Medicare Supplement plans have been primarily the same since 1992, when they were originally standardized. However, as of June 1, 2010, two new plans, M and N, are being introduced, among other changes to Medicare Supplements. This article is intended to explain how the two newest plans, Medigap Plan M and Medigap Plan N, work and the coverage that they will provide.
Medicare Supplements, Plan M and N, are the newest standardized Medigap plans offered by private insurers in South Carolina and nationwide. These two new plans provide a lower-premium alternative to the existing Medicare Supplements, and many feel that these new plans will gain traction as very popular choices in the Medicare Supplement marketplace, particularly with the upcoming major changes to the Medicare Advantage program.
Medigap Plan M
Plan M, one of the two new standardized plans, uses cost-sharing as a method to keep your monthly premiums lower. What this means is that, in exchange for slightly lower monthly premiums, those on M would split the Medicare Part A deductible ($ 1068 in 2009) with the insurance company 50/50. The insurance company pays half, and you pay the other half. Plan M does not cover the Medicare Part B deductible at all; however, there are no doctor's office co-pays after you meet the Part B deductible.
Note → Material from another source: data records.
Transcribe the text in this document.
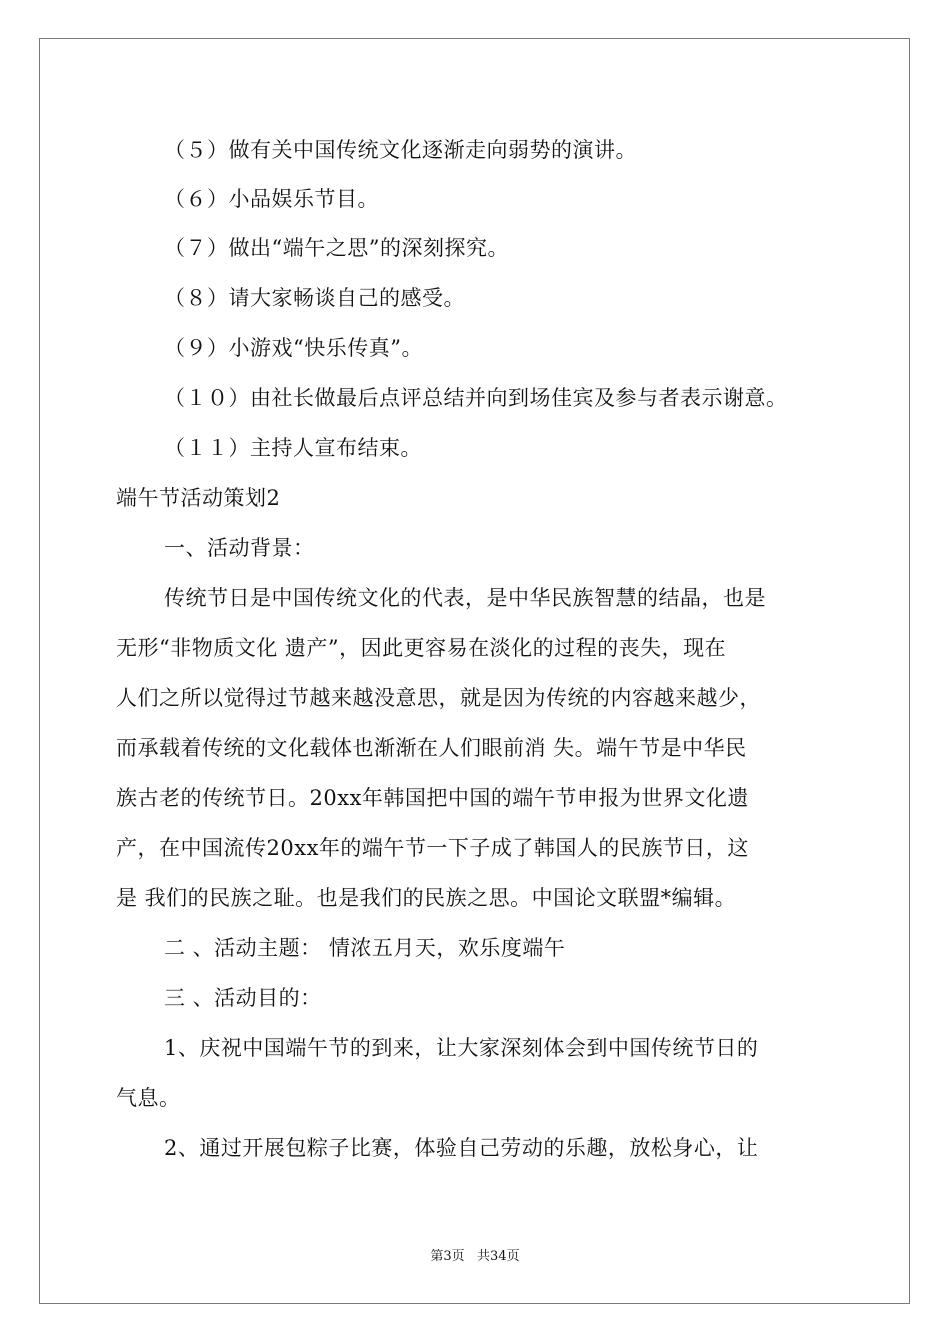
（５）做有关中国传统文化逐渐走向弱势的演讲。
（６）小品娱乐节目。
（７）做出“端午之思”的深刻探究。
（８）请大家畅谈自己的感受。
（９）小游戏“快乐传真”。
（１０）由社长做最后点评总结并向到场佳宾及参与者表示谢意。
（１１）主持人宣布结束。
端午节活动策划2
一、活动背景：
传统节日是中国传统文化的代表，是中华民族智慧的结晶，也是
无形“非物质文化 遗产”，因此更容易在淡化的过程的丧失，现在
人们之所以觉得过节越来越没意思，就是因为传统的内容越来越少，
而承载着传统的文化载体也渐渐在人们眼前消 失。端午节是中华民
族古老的传统节日。20xx年韩国把中国的端午节申报为世界文化遗
产，在中国流传20xx年的端午节一下子成了韩国人的民族节日，这
是 我们的民族之耻。也是我们的民族之思。中国论文联盟*编辑。
二 、活动主题： 情浓五月天，欢乐度端午
三 、活动目的：
1、庆祝中国端午节的到来，让大家深刻体会到中国传统节日的
气息。
2、通过开展包粽子比赛，体验自己劳动的乐趣，放松身心，让
第3页   共34页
Most analysts project this plan's premiums to be around 15% lower than current F (most common plan) premiums.
Medigap Plan N
Plan N, one of the two new standardized plans, also uses cost-sharing as a method to reduce your monthly premiums. However, rather than uses the deductible-sharing method, like M, it uses co-pays to help reduce the premium costs. The system of co-pays is set at $ 20 for doctor's visits and $ 50 for emergency room visits. It is currently projected that this co-pay system will take effect after the Medicare Part B deductible is met. This plan should provide 30% lower premiums than the Medigap Plan F premiums.
These plans, M and N, may particularly be of interest to those coming off of the Medicare Advantage program, either by necessity (cancellation of their plan) or by choice, since the Medicare Advantage premiums are expected to go up with upcoming changes and the premiums for these two plans will be going down (from the original Medicare Supplement plan premiums). Most expect there to be a small, if any, difference in the M and N premiums when compared to the new Medicare Advantage premiums.
When these plans are released in June of 2010, those on Medicare Advantage programs, as well as those on existing Medicare Supplement plans, should carefully consider the merits of the two new plans as compared to their current coverage.